If you read 10 articles on suckers, you probably will get basically similar information but differing details. Here are several differences and my take:

Suckering is important on indeterminate tomato varieties—the “tall” plants that continue growing until frost kills them. By definition, determinate, or “short,” varieties are limited in their growth, have few suckers, and will not leave you groping for sunlight in an overgrown jungle of tomato leaves.

Pinch the suckers when they’re young and tender. Just snap them off with your fingers. The “wounds” will heal quickly. However, the stems of suckers become tougher as they age and may not come off as cleanly with your pinch. That’s when you may need to use your pruners or scissors, though some sources say their use may introduce pathogens to cut tissue.

Brandywine Red after pruning

Some sources emphasize pinching of lower suckers because they usually are shaded by higher leaves and usually produce little fruit. Another reason is that leaves closer to the ground are at higher risk of diseases that are endemic in local soils that can splash onto lower stems during rain or watering if plants aren’t well mulched.

How many suckers should you pinch from each plant? Intensive growing systems, such as Mel Bartholomew’s “Square Foot Gardening,” recommend that you remove all suckers. For general gardening situations, the consensus seems to be to let one or two suckers grow, so each becomes a leader with leaves, flowers, and fruit of its own.

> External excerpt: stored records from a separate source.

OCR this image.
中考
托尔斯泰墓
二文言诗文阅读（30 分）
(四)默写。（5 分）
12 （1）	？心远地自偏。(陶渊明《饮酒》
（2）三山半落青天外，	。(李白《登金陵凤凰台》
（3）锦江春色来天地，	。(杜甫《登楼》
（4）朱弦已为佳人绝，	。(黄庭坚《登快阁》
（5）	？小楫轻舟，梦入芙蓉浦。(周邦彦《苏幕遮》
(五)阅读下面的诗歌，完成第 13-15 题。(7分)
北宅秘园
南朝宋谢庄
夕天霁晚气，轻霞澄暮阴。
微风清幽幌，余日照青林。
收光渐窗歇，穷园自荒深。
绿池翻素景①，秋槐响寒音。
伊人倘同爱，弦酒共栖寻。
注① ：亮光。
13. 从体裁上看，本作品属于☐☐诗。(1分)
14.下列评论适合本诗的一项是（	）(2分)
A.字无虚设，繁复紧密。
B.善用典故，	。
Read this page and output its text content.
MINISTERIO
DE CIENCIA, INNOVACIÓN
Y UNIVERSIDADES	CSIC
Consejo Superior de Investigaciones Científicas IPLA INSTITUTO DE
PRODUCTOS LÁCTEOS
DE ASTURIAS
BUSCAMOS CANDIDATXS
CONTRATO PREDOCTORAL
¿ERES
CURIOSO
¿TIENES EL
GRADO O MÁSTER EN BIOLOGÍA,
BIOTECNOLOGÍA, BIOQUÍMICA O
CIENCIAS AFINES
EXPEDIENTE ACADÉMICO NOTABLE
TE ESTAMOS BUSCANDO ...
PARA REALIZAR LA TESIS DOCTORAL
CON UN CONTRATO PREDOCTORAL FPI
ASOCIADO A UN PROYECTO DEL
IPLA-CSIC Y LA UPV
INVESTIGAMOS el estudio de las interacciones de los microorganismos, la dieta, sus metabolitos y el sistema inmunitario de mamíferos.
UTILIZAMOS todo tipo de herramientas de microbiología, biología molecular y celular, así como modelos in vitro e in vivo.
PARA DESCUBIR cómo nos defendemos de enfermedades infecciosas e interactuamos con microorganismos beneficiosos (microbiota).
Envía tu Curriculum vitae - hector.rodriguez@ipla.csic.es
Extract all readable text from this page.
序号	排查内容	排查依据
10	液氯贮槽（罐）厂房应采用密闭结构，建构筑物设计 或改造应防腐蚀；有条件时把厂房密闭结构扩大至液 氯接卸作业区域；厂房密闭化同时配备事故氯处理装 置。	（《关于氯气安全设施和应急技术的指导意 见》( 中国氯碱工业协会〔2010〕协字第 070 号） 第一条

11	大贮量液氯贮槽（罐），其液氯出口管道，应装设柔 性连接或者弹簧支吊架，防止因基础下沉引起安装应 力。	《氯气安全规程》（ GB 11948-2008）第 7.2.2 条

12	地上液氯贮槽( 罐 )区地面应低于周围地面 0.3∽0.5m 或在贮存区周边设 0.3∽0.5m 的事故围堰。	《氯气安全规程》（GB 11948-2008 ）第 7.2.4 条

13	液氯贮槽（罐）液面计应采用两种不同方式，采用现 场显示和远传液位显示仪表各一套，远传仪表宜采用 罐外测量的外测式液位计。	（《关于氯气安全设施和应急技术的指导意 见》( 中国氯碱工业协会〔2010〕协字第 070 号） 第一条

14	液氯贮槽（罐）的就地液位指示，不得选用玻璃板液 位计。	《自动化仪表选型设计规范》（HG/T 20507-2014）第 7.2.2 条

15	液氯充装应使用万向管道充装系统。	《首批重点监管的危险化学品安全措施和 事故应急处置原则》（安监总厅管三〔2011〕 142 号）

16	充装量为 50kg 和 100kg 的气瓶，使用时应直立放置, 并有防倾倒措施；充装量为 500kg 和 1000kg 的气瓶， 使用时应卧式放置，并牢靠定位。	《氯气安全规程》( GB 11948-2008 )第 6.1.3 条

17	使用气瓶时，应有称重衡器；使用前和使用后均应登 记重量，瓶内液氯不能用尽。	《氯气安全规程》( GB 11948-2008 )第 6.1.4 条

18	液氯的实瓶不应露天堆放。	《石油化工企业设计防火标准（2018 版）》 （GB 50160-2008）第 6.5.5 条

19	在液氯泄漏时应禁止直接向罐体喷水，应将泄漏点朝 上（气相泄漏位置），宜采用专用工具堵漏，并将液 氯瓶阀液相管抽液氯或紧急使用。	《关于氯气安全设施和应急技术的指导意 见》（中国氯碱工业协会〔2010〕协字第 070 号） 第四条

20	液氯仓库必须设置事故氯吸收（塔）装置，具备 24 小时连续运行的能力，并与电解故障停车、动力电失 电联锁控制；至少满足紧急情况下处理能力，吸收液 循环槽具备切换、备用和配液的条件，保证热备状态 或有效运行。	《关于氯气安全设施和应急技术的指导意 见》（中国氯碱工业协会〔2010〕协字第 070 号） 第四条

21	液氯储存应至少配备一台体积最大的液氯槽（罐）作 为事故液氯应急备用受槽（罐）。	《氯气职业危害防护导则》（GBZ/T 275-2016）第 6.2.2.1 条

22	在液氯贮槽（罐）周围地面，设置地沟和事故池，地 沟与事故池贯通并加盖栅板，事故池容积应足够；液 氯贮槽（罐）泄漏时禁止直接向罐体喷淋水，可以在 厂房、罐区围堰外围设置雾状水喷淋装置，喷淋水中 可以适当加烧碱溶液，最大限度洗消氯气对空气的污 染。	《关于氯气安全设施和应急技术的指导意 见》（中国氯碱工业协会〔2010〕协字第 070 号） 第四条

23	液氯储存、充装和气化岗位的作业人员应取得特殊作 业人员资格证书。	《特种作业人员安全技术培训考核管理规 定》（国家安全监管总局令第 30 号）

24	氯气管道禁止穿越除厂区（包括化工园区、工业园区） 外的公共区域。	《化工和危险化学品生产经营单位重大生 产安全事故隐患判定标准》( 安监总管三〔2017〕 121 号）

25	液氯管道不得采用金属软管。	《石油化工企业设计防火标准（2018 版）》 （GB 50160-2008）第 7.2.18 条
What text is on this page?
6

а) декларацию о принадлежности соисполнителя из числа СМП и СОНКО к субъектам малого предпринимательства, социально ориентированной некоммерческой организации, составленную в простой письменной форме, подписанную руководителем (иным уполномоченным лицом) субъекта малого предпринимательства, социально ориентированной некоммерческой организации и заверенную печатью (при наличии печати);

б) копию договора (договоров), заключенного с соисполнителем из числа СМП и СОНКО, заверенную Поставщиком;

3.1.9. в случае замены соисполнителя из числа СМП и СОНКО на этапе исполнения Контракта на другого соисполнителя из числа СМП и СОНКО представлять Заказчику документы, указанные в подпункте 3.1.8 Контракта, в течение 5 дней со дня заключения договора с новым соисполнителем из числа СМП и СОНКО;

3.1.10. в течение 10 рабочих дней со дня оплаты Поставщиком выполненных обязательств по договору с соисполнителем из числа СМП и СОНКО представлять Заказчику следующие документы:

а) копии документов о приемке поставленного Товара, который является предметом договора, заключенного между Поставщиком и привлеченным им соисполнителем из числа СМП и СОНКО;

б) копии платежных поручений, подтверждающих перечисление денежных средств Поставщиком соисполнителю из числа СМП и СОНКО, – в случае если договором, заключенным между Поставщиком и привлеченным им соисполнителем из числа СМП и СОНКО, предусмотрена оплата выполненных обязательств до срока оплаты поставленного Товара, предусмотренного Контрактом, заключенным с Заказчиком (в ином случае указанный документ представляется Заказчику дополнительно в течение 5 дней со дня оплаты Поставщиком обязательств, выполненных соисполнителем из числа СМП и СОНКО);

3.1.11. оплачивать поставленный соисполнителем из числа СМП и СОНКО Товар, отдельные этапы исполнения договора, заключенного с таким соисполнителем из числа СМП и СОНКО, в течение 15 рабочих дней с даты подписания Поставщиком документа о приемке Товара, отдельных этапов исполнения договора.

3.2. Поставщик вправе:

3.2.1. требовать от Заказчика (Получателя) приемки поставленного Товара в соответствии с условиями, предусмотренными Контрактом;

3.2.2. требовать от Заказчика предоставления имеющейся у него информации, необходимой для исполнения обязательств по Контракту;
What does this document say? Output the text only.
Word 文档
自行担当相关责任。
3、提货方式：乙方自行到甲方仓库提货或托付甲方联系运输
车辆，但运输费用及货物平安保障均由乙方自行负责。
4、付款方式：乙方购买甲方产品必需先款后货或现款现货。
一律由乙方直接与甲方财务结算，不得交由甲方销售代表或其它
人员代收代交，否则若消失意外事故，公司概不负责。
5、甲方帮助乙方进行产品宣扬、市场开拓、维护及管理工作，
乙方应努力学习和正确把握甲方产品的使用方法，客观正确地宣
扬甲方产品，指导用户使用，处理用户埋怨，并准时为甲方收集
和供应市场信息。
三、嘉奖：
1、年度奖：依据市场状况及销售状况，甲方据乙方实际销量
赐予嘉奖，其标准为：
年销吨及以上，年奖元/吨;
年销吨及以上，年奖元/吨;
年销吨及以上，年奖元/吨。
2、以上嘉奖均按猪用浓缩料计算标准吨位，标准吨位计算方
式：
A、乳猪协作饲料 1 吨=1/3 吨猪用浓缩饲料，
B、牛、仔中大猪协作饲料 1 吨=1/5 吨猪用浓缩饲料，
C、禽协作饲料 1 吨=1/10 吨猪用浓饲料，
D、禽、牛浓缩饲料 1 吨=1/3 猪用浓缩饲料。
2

This year I’ve vowed once again to pinch suckers weekly. I started Friday, perhaps two weeks behind schedule. Some of the suckers already were a foot long, and when I pinched them, sometimes they pulled small strips of tissue from the main stems. That’s a good reason and also a reminder to pinch suckers when they are young and tender.

Photo 1 shows a sucker growing in the axil where tomato stem and leaf join. Photo 2 shows one of my Brandywine Red plants before I pinched suckers. Photo 3 shows the same Brandywine Red after I removed all the extra growth. The difference is remarkable—sort of like when I get a haircut after four or five weeks.

Since I was doing “catch-up pinching,” it took nearly an hour and I carried an armload of pinched suckers from my Tomato Patch. But if I pinch regularly, future maintenance will be both quick and minimal.

Should you pinch your suckers? I like the way John Page puts it in the little booklet “Grow the Best Tomatoes” (Storey Publishing): “Prune them if you are a sucker-pruner. Pinch them if you are a sucker-pincher. Let them go and things will get pretty dense and green, often requiring some topping.”

Here are two short videos that will show you how to pinch suckers. To watch Jon Traunfeld of the University of Maryland Extension in “Pruning Tomato Suckers” (3:17 minutes), CLICK HERE.  To watch Johnny’s Selected Seed video, “How to Prune Tomatoes (2:52 minutes), CLICK HERE.

6 Comments on “Tomato Patch: Pinch that Sucker?

  1. As a side note, if your worried about diease spread, just sterilize your pruners or pinchers. This can be done with a bleach solution or in the case of pruners, fire from a propane torch.


  2. Great article Bob. And if you do use that bleach solution to sterilize your equipment, ensure the bleach solution is removed completely. Bleach solutions are caustic to metal over time


  3. I'm embarrassed to admit that I've never used a bleach solution or a propane torch to sterilize my pruners, scissors, or — fingers. Bad Bob.


  4. Good article, I let the suckers grow and determine if it is truly a leaf sucker of a flowering stem. I only pinch the leaf sucker. I also keep a Q=tip handy and brush the flowers to insure pollenation.


  5. Two good moves, Bud. Many gardeners just gently tap the flowering stalk to assist in the pollination process. But a Q-tip should work as well.